Makin bagus kinerja antar bagian- bagian otak itu, makin tinggi tingkat kecerdasan seseorang (teori parieto-frontal integration). Di sisi lain, pusat emosi terletak di bagian lain dari otak yang dinamakan amygdala, tak ada hubungannya dengan midbrain. Sementara itu aspek kepribadian lain seperti minat dan motivasi lebih merupakan aspek sosial (bukan neurologis) dari jiwa, yang lebih gampang diamati melalui perilaku seseorang ketimbang dicari pusatnya di otak.
Sampai dengan tahun 1980-an (bahkan sampai hari ini) masih banyak yang percaya bahwa keberhasilan seseorang sangat tergantung pada IQ-nya. Makin tinggi IQ seseorang akan makin besar kemungkinannya untuk berhasil. Itulah sebabnya banyak sekolah mempersyaratkan hasil tes IQ di atas 120 untuk bisa diterima di sekolah yang bersangkutan. Namun, sejak Howard Gardner menemukan teori tentang multiple intelligence (1983) dan Daniel Goleman memublikasikan temuannya tentang Emotional Intelligence (1995), maka para pakar dan awam pun tahu bahwa peran IQ pada keberhasilan seseorang hanya sekitar 20–30% saja.
Selebihnya tergantung pada faktor-faktor kepribadian lain seperti usaha, ketekunan, konsentrasi, dedikasi, kemampuan sosial. Walaupun begitu, beberapa bulan terakhir ini, marak sekali kampanye tentang pelatihan otak tengah.
Bahkan rekan saya psikolog psikolog muda ada yang bersemangat sekali mengampanyekan otak tengah sambil mengikutsertakan anak-anak mereka kepelatihan otak tengah yang biayanya mencapai Rp3,5 juta/anak (kalau dua anak sudah Rp 7 juta, kan) hanya untuk dua hari kursus.
Hasilnya adalah bahwa anak-anak itu dalam dua hari bisa menggambar warna dengan mata tertutup.
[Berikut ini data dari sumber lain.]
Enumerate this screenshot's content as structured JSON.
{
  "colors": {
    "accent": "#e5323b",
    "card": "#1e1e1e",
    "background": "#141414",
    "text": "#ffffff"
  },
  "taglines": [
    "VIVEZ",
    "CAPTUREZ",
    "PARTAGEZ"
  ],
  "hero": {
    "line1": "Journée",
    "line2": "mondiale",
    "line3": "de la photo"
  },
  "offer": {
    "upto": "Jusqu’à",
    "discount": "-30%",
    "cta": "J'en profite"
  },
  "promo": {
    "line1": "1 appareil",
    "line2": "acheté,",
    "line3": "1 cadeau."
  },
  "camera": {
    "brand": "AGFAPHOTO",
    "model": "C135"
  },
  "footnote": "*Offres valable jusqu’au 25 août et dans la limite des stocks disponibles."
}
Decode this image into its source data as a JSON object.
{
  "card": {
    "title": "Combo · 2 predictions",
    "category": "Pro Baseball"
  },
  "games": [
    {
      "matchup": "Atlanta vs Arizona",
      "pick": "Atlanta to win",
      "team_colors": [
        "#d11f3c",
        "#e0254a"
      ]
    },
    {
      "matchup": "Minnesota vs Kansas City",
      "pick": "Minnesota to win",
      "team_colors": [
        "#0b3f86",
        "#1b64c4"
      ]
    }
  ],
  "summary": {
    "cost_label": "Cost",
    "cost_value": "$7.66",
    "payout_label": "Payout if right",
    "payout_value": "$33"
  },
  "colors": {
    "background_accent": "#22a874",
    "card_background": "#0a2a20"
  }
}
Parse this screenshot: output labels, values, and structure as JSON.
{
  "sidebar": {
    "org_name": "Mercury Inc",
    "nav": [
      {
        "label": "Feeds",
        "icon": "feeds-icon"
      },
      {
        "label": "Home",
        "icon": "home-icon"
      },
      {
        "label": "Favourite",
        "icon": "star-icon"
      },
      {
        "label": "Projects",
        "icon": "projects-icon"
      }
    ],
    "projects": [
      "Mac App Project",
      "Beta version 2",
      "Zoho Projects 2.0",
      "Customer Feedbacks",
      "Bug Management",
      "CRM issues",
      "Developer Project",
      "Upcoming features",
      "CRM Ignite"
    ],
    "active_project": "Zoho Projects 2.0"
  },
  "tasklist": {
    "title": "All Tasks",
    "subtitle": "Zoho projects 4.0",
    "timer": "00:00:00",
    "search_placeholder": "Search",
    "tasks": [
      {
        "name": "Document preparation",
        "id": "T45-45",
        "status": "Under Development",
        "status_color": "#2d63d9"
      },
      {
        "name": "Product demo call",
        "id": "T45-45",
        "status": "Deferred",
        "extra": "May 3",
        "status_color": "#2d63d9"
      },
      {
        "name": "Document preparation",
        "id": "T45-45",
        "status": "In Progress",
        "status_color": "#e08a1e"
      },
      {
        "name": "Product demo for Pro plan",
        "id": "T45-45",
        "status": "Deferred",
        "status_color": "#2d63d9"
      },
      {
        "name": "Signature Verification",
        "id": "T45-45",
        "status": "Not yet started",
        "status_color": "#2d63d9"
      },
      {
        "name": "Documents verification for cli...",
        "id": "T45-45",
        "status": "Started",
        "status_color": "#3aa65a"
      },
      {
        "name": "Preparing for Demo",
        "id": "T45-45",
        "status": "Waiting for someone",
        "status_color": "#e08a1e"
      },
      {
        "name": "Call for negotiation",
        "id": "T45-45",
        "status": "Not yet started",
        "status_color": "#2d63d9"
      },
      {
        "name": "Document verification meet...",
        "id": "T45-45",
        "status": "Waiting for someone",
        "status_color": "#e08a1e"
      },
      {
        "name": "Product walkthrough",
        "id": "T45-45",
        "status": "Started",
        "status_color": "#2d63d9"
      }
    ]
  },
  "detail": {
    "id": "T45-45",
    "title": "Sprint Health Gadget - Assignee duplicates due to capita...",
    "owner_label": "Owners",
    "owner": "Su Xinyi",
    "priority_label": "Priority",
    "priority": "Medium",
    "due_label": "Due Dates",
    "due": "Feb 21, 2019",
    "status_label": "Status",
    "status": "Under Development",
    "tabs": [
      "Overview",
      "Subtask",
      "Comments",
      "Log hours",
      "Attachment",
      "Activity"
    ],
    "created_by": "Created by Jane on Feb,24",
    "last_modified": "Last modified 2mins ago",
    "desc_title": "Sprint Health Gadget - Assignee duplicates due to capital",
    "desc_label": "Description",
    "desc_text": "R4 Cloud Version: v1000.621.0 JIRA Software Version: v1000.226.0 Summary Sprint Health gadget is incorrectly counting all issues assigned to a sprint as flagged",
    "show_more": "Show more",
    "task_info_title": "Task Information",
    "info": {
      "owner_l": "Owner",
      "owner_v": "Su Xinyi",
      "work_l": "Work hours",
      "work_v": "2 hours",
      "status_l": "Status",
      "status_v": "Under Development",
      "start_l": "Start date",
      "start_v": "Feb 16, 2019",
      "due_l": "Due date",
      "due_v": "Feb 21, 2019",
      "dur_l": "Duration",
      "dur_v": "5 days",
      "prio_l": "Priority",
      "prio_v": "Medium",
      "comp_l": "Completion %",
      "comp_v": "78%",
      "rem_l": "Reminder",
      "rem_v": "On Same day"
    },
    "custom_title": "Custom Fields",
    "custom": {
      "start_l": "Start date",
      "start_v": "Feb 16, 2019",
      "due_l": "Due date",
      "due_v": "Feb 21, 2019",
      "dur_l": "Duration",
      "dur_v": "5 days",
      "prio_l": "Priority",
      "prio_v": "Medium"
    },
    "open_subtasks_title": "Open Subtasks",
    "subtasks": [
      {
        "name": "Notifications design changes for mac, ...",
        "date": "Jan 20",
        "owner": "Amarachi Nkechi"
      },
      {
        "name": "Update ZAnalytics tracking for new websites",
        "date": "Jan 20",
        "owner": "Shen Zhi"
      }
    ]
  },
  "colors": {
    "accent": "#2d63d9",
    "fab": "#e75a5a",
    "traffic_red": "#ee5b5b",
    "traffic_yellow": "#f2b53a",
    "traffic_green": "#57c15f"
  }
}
Wah, bangganya bukan main para ortu itu. Mereka pikir setelah bisa menggambar dengan mata tertutup, anak-anak mereka langsung akan jadi cerdas, bisa konsentrasi di kelas, bersikap sopan santun kepada orang tua, bersemangat belajar tinggi, percaya diri, dan sebagainya seperti yang dijanjikan oleh kursus-kursus seperti ini.
Mungkin mereka mengira bahwa dengan menginvestasikan Rp3,5 juta untuk dua hari kursus, orang tua tidak usah lagi bersusah payah menyuruh anak mereka belajar (karena mereka akan termotivasi untuk belajar sendiri), tidak usah membayar guru les lagi (karena otomatis anak akan mengerti sendiri pelajarannya), dan yang terpenting anak pasti naik kelas, malah bisa masuk peringkat. Inilah yang saya maksud dengan “berbahaya” dari tren yang sedang berkembang pesat akhir-akhir ini.
Untuk orang tua yang berduit, uang sebesar Rp3,5 juta mungkin tidak ada artinya. Namun, kasihan anaknya jika ternyata dia tidak bisa memenuhi harapan orang tuanya. Selain bisa menggambar dengan mata tertutup (sebagian hanya berpura-pura bisa dengan mengintip lewat celah penutup mata dekat hidung), ternyata dia tidak bisa apa-apa.
Konsentrasi tetap payah, motivasi tetap rendah, dan emosi tetap meledak-ledak tak terkendali. Pasalnya memang tidak ada hubungannya antara otak tengah dengan faktor faktor kepribadian itu.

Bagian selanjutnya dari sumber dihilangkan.